Cependant nous ne sommes pas négligeables. Nous sommes les maçons de la cité prochaine, les tailleurs de pierre et les gâcheurs de mortier. Attachés à la glèbe ainsi qu’au temps passé, attachés au travail, à l’atelier, à la classe, nous ne serons pas plus délégués socialistes aux Parlements socialistes que nous n’avons été députés socialistes aux Parlements bourgeois. Nous préparons la matière dont sont faites les renommées et les gloires publiques. Nous aimons ce que nous faisons, nous sommes heureux de ce que nous faisons, mais nous voulons savoir ce que l’on en fait après nous.

Or nous ne le savons pas, nous n’avons pas le temps de le savoir.

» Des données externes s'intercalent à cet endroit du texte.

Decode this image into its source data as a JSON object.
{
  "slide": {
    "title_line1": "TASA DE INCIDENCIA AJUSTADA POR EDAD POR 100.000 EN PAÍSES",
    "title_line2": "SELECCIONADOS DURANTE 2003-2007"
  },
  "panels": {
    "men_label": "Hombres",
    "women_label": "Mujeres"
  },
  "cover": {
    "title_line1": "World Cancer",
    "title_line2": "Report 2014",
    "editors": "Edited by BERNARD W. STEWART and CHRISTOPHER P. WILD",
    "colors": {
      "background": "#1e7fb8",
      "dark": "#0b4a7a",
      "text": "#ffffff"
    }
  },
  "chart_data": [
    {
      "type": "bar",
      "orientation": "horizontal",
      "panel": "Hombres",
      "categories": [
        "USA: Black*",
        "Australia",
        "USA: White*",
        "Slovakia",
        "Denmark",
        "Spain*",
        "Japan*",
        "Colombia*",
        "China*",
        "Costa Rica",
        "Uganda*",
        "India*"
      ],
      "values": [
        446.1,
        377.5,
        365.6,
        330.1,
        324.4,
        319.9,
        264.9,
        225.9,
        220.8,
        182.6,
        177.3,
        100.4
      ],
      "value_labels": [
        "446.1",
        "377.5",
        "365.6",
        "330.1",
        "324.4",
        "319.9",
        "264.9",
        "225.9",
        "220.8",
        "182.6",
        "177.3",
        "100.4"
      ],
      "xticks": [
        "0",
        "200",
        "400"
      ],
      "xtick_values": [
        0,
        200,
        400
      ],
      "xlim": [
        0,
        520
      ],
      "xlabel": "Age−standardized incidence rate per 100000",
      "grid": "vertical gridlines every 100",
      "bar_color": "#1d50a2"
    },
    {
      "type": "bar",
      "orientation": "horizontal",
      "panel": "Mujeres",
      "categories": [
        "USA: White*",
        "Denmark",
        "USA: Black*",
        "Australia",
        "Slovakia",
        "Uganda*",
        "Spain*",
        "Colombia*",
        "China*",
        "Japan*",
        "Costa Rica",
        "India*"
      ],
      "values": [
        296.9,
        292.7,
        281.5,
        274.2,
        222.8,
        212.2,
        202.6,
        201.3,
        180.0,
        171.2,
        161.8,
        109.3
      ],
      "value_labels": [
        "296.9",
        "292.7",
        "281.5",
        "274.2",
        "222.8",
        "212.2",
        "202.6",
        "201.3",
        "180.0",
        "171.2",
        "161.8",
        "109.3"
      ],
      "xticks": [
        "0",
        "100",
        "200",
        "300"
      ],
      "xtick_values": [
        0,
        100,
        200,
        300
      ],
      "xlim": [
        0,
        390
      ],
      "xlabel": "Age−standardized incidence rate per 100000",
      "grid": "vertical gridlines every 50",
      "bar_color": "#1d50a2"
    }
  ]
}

Sans être aussi affairés que ce guesdiste qui n’avait le temps de rien lire du tout, parce qu’il fondait des groupes, il est certain que nous n’avons pas le temps de lire tous les journaux et toutes les revues qui nous intéresseraient ; il est certain que nous n’avons pas même le temps de chercher ce qui serait à lire dans les journaux et dans les revues que nous ne recevons pas régulièrement et personnellement.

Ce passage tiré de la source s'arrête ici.